Nés tous les deux dans le royaume de Naples, morts à un an de distance l’un de l’autre, et tous les deux élèves de Porpora, qu’ils ont laissé dans la misère, Farinelli et Caffarelli ont été les deux chanteurs les plus étonnans du XVIIIe siècle. L’histoire de leur vie et de leur talent résume tout ce qu’il y a eu de plus merveilleux dans l’existence de ce curieux phénomène des sopranistes. Caffarelli était surtout remarquable par l’immense étendue de sa voix de soprano très élevée, par la flexibilité de cet organe, par le luxe de la vocalisation et la grâce de sa personne.
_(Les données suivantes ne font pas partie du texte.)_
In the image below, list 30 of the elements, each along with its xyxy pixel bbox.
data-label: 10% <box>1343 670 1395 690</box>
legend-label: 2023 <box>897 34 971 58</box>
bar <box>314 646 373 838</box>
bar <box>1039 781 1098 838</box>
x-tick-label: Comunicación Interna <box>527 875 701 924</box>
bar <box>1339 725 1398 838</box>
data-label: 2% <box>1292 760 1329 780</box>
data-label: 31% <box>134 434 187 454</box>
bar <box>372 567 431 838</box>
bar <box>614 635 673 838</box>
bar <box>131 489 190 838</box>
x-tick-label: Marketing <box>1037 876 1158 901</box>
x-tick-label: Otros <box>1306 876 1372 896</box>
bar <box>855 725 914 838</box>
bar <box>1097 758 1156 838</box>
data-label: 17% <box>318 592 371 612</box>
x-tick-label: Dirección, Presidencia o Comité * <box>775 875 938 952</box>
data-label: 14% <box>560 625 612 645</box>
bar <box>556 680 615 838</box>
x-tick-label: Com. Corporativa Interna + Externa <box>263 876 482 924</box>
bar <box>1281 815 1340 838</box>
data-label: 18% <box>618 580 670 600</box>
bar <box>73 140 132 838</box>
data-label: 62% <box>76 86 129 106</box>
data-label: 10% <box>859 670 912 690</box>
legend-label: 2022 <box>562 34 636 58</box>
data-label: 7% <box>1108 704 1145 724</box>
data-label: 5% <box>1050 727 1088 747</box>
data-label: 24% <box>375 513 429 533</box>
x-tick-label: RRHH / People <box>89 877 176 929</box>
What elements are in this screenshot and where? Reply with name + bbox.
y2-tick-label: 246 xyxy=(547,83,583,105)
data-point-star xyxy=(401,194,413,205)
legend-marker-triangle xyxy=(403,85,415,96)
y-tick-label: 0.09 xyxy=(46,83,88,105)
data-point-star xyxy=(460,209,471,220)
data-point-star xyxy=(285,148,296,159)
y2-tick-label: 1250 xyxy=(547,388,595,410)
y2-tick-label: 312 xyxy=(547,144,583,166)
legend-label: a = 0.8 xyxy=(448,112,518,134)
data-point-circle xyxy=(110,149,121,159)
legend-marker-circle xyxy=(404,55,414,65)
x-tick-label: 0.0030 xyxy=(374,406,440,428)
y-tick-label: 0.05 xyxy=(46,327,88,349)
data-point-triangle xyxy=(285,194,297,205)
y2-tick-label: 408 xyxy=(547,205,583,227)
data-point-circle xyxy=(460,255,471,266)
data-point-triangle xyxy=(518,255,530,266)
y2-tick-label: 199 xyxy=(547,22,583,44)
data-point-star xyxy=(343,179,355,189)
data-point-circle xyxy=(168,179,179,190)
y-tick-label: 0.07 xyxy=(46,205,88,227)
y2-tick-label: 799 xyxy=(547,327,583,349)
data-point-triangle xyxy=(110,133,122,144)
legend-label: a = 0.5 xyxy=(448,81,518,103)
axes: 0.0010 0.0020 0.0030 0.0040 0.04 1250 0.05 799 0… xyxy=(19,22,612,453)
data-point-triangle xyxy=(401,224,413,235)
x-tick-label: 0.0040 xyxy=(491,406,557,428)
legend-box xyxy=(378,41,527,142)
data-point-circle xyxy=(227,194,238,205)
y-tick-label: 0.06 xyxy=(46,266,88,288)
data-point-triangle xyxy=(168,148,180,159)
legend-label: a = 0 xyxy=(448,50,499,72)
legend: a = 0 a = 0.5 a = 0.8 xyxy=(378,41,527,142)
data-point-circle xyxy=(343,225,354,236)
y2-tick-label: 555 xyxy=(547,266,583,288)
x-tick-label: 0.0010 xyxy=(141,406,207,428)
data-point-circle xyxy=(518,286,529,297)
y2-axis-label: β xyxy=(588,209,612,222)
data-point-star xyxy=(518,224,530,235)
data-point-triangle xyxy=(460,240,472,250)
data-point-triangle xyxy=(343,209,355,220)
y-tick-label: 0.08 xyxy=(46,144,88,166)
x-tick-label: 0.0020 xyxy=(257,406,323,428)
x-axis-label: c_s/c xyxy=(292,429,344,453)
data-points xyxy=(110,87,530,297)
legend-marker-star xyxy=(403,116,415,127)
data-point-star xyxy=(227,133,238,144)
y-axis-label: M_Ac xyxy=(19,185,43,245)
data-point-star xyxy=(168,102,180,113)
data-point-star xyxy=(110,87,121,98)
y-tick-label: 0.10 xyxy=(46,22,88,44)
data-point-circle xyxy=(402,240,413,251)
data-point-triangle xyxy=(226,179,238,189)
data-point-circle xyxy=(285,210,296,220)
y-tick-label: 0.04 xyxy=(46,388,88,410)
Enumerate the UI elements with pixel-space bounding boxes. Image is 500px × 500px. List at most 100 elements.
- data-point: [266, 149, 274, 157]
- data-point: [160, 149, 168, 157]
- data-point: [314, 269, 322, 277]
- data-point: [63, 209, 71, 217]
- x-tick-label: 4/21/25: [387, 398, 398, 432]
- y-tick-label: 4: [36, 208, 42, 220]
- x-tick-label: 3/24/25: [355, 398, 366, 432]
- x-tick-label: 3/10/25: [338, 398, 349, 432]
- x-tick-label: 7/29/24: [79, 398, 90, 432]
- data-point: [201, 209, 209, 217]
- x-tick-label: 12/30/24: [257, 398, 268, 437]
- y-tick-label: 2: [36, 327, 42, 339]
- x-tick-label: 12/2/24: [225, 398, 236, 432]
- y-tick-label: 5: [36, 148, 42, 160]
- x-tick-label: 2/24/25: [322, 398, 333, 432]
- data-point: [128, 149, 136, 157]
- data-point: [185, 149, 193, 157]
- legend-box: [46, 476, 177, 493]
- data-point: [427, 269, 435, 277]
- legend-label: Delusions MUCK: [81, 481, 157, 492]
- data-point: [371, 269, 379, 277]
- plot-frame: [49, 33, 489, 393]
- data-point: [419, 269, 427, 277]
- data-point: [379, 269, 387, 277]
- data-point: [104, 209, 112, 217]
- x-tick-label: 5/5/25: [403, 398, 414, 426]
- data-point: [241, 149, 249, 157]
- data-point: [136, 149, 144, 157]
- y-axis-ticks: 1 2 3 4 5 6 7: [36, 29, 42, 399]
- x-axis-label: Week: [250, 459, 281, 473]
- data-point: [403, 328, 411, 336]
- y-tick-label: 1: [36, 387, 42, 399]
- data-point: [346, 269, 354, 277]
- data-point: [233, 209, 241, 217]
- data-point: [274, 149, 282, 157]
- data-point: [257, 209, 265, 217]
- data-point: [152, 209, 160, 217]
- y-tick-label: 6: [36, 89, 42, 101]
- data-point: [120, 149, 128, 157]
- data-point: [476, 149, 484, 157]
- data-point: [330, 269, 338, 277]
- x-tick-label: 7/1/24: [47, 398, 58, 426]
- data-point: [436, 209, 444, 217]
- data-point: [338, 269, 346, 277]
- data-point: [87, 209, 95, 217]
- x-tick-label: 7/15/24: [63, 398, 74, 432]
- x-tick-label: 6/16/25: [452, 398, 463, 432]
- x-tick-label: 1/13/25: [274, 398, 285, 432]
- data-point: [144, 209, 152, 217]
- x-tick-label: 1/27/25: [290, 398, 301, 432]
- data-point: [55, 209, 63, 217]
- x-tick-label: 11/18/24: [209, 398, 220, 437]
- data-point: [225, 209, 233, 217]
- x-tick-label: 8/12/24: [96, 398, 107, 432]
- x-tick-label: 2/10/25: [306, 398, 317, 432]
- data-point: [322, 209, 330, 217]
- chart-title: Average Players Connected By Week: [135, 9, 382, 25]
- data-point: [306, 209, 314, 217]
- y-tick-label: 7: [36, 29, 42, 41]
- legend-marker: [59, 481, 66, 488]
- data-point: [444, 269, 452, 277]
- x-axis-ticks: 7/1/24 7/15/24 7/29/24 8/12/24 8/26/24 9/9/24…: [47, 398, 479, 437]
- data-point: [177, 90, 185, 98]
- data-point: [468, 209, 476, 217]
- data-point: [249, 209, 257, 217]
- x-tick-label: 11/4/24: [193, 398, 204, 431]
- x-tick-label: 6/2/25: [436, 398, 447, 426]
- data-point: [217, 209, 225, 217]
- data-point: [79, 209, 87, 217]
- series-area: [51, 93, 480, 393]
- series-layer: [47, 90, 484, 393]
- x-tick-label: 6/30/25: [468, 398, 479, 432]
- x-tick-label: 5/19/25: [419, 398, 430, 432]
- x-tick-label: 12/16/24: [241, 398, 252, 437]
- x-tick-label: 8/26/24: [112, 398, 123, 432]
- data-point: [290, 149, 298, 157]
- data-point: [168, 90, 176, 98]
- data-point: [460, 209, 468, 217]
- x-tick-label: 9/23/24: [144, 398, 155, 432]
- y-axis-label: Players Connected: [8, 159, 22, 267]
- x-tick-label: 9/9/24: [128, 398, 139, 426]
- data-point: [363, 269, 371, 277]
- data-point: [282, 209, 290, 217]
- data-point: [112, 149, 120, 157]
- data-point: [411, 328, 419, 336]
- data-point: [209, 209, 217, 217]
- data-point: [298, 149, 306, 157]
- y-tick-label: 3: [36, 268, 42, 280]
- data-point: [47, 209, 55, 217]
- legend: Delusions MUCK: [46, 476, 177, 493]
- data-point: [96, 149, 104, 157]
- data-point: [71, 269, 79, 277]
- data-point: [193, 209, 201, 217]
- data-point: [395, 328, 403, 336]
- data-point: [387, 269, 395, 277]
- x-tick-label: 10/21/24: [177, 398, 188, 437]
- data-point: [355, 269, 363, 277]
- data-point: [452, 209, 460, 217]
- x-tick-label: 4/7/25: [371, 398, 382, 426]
Il prodiguait les trilles, les grupetti, les mordans, les appoggiatures, tous les artifices de cette fine joaillerie vocale qui était à la musique dramatique, telle que Gluck la rêvait alors, ce que le style brillante de l’orfèvrerie française sous Mme de Pompadour était au dessin exquis des vases et des bijoux antiques. Froid comédien, acteur maladroit, ainsi que nous l’apprend Métastase, Caffarelli fut un bel oiseau de paradis, dont le ramage ravissait l’oreille sans toucher le cœur. Farinelli au contraire avait une méthode plus châtiée, une manière plus large et plus sobre, que traversait un rayon de douce mélancolie. Les bons avis qu’il avait reçus de Bernacchi et de l’empereur Charles VI, au commencement de sa carrière, avaient épuré son goût, et lui avaient fait rejeter une foule d’oripeaux qui surchargeaient son style. Sa nature morale, qui était plus saine et meilleure que celle de l’orgueilleux et insolent Caffarelli, a pu lui faire entrevoir l’analogie qui existe entre la simplicité du vrai et la simplicité du beau. Quoi qu’il en soit, Farinelli a été, dans l’art de chanter, l’expression la plus exquise de la grâce légèrement émue, tandis que Caffarelli fut un prodige de bravoure, un paon dont le froid ramage égalait l’éclat de son beau plumage.

Au second acte du Barbier de Séville de Rossini, Bartolo dit, après la leçon de chant donnée à Rosine par don Alonzo : « Dans mon temps, c’était une bien autre musique! Lorsque le célèbre Caffarelli chantait le fameux air : — Quando il famoso Caffariello cantara quell’ aria portentosa... » Les quelques mesures d’une mélodie vieillotte que murmure ensuite l’astucieux tuteur sont une espièglerie du grand maestro. La musique que chantait Caffarelli n’était ni si simple ni si primitive. On se ferait une idée plus exacte du style et de la manière de chanter de ce merveilleux sopraniste en le comparant à Mme Persiani, que nous avons entendue pendant tant d’années au Théâtre-Italien de Paris. Cette cantatrice éminente, qui a créé le rôle charmant de Lucie dans le chef-d’œuvre de Donizetti, prodiguait les ornemens les plus compliqués et les plus difficiles dans les morceaux les plus touchans et dans les situations les plus pathétiques. Je me figure donc Caffarelli chantant comme Mme Persiani l’air de la folie du second acte de Lucie :

Spargi d’amaro pianto
Il mio terrestre velo,


le sourire sur les lèvres, et brodant d’une riche vocalisation le thème de sa douleur. Te! devait être à peu près Caffarelli dans la Didone abbandonata de Jomelli, mais avec une figure charmante, une voix incomparable, une longue respiration qui lui permettait de prolonger indéfiniment la tenue d’une note, et avec une bravoure qui a émerveillé l’Europe pendant un demi-siècle.


P. SCUDO.


  1. Biographie universelle des Musiciens, article Majorano.
  2. Diografia degli uomini illustri del regno di Napoli.
  3. Memorie dei compositori di Musica del regno di Napoli.
  4. Memorie dei compositoci di Musica del regno di Napoli, p. 169.
  5. Biographie universelle des Musiciens, première édition.
  6. Le chef-d’œuvre de Gluck est de 1774.